Section 3401 starts with an authoritarian caption that should alert us to the power grab: "Alignment of secondary school graduation requirements with the demands of 21st century postsecondary endeavors and support for P-16 education data systems." To align means "to bring into line with a group, party or cause."

To what cause will we be forced into line with? The bill responds: "the demands of higher education, the 21st century work force, and the Armed Services."

This mandated alignment will cover student knowledge, skills, academic content standards, assessments, and curricula in elementary and secondary schools. But federal politicians and bureaucrats have no business dictating school curriculum.

It's ridiculous to appropriate tax dollars to induce public schools to find out what students need to know in order to enter college or the Armed Services. The secondary schools can make a few phone calls and get any college or military branch to send a free catalog full of application information and entrance requirements.

Then the schools can buckle down and prepare students to pass the entrance exams. Congress could do something really constructive by refusing all grants and loans to students taking remedial courses in college (to learn what the high schools should have taught them).

Including "the 21st century work force" in the alignment mandate is the bridge to grabbing federal control over high school curriculum for students who won't be going to college. That bit of jargon opens the door to pour more funding into the controversial Clinton school-to-work and work force development programs.

When globalists talk about restructuring the U.S. education system to meet the demands of the 21st century work force, they mean conditioning and training young people to compete with the low wages paid in the global labor market.

P-16 is a rather new term meaning that Big Brother government is now supervising the next generation from preschool through the 16th year of education (i.e., college graduation). We used to think kindergarten through 12th grade was the scope of government schools.

It appears that a major purpose of this audacious legislation is the establishment of a "P-16 education longitudinal data system." The plan is to enter all children into the government's database while they are in preschool and then track them through college.

States will be induced, or bribed, to cooperate in this expansion of federal power by grants from a $100 million pot of federal money in only the first year.

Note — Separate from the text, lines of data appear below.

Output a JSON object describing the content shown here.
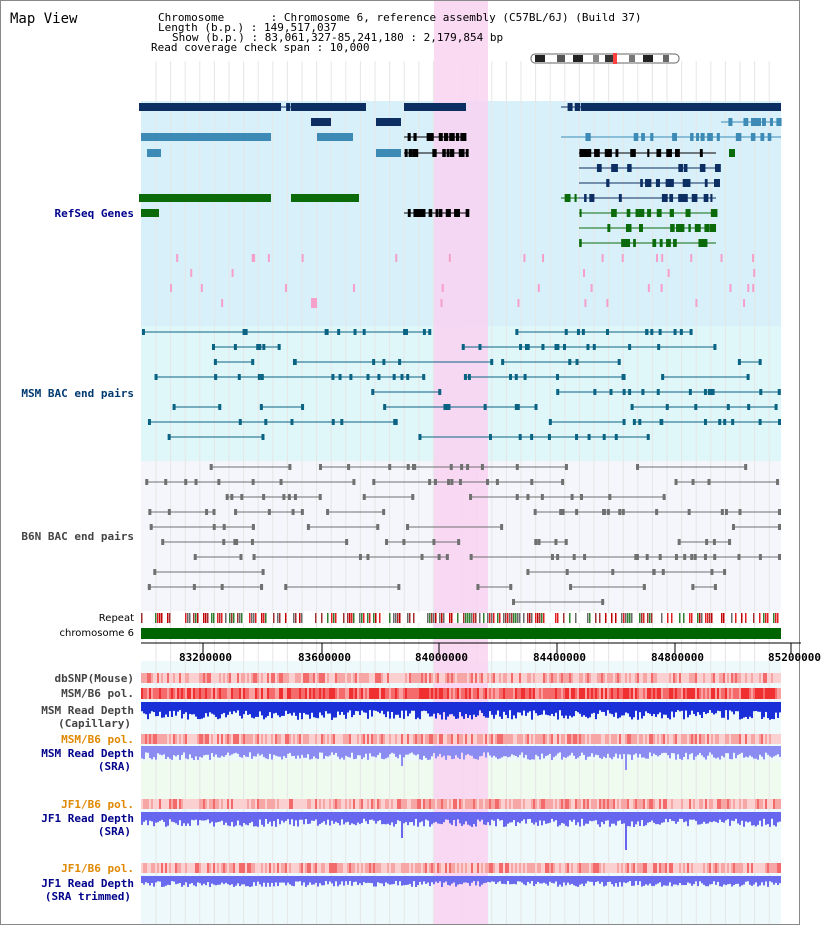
{
  "header": {
    "title": "Map View",
    "chromosome_line": "Chromosome       : Chromosome 6, reference assembly (C57BL/6J) (Build 37)",
    "length_line": "Length (b.p.) : 149,517,037",
    "show_line": "Show (b.p.) : 83,061,327-85,241,180 : 2,179,854 bp",
    "span_line": "Read coverage check span : 10,000"
  },
  "tracks": {
    "refseq": "RefSeq Genes",
    "msm_bac": "MSM BAC end pairs",
    "b6n_bac": "B6N BAC end pairs",
    "repeat": "Repeat",
    "chromosome": "chromosome 6",
    "dbsnp": "dbSNP(Mouse)",
    "msm_pol_cap": "MSM/B6 pol.",
    "msm_depth_cap_1": "MSM Read Depth",
    "msm_depth_cap_2": "(Capillary)",
    "msm_pol_sra": "MSM/B6 pol.",
    "msm_depth_sra_1": "MSM Read Depth",
    "msm_depth_sra_2": "(SRA)",
    "jf1_pol": "JF1/B6 pol.",
    "jf1_depth_1": "JF1 Read Depth",
    "jf1_depth_2": "(SRA)",
    "jf1_pol_trim": "JF1/B6 pol.",
    "jf1_trim_1": "JF1 Read Depth",
    "jf1_trim_2": "(SRA trimmed)"
  },
  "axis": {
    "ticks": [
      "83200000",
      "83600000",
      "84000000",
      "84400000",
      "84800000",
      "85200000"
    ]
  },
  "colors": {
    "highlight": "#f9d2f1",
    "refseq_bg": "#d8f0fa",
    "msm_bg": "#e0f7fa",
    "b6n_bg": "#f4f6fb",
    "chromosome": "#006400"
  }
}
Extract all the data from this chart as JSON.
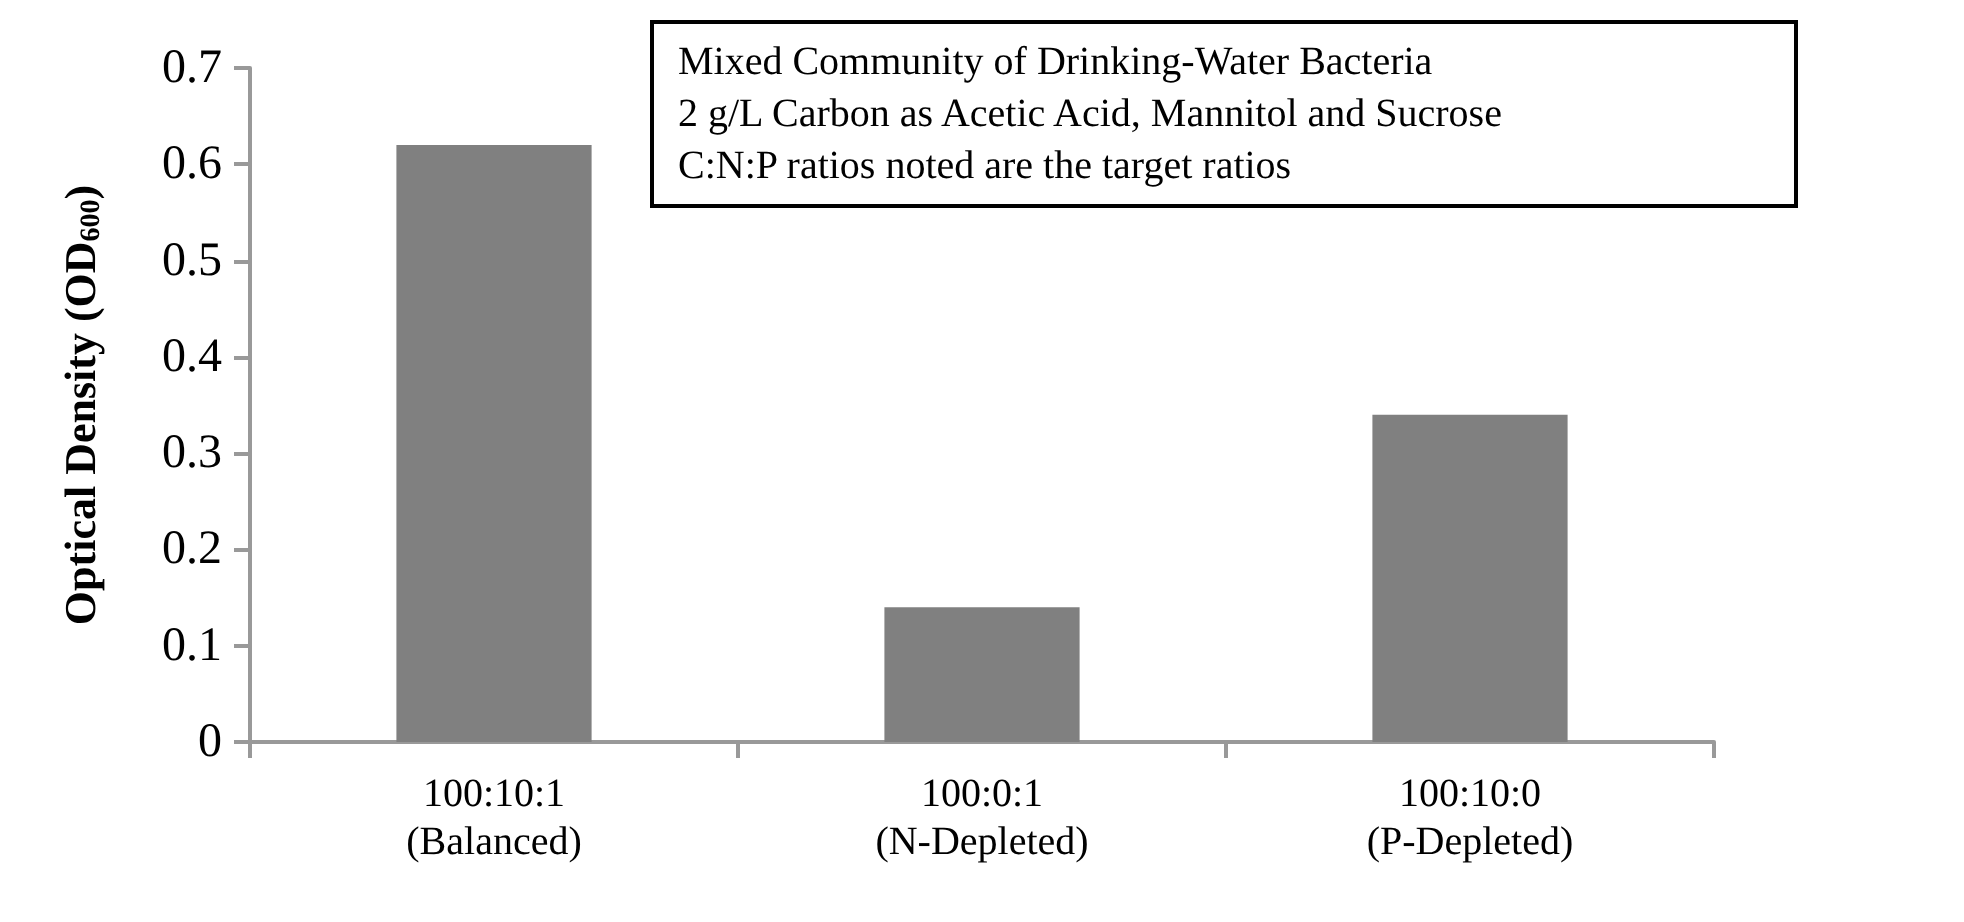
{
  "chart_data": {
    "type": "bar",
    "ylabel": "Optical Density (OD$_{600}$)",
    "categories": [
      "100:10:1\n(Balanced)",
      "100:0:1\n(N-Depleted)",
      "100:10:0\n(P-Depleted)"
    ],
    "values": [
      0.62,
      0.14,
      0.34
    ],
    "color": "#808080",
    "ylim": [
      0,
      0.7
    ],
    "yticks": [
      0,
      0.1,
      0.2,
      0.3,
      0.4,
      0.5,
      0.6,
      0.7
    ],
    "grid": false,
    "annotations": [
      "Mixed Community of Drinking-Water Bacteria\n2 g/L Carbon as Acetic Acid, Mannitol and Sucrose\nC:N:P ratios noted are the target ratios"
    ]
  }
}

The P-16 data system will have a "unique identifier" for each child that will be retained from preschool through college. The database will include, among other things, "information about the points at which students exit, transfer in, transfer out, drop out, or complete P-16 programs," "test records," "information on courses completed and grades earned," and how students "transitioned" from high school to college.

Section 3401 spells out a broad range of other powers the states can exercise after winning one of these grants. States can use the funds to make "changes that need to be made to a state's secondary school graduation requirements," "specifying the courses and performance levels necessary for acceptance" into college.

States can use the funds to make changes in course work in high schools in order for students to be accepted into the 21st century work force. Students will be taught "21st century learning skills" such as "global awareness."

Section 3401 authorizes creation of a "statewide partnership" whose powers are unspecified. The "partners" will be at least a dozen politicians and education bureaucrats, plus one lone "representative of the business community," but, of course, no parents.

Section 3401's goals are wrapped in the comforting word "accountability." But the bill never says to whom the schools are to be accountable; clearly, it does not call for accountability to parents or taxpayers.

The America COMPETES Act is now in conference. Tell your House members not to agree to Section 3401 because it will waste taxpayers' money, expand an unnecessary and overbearing bureaucracy, give the Federal Government control of all school curricula, and put information about all children in a government database.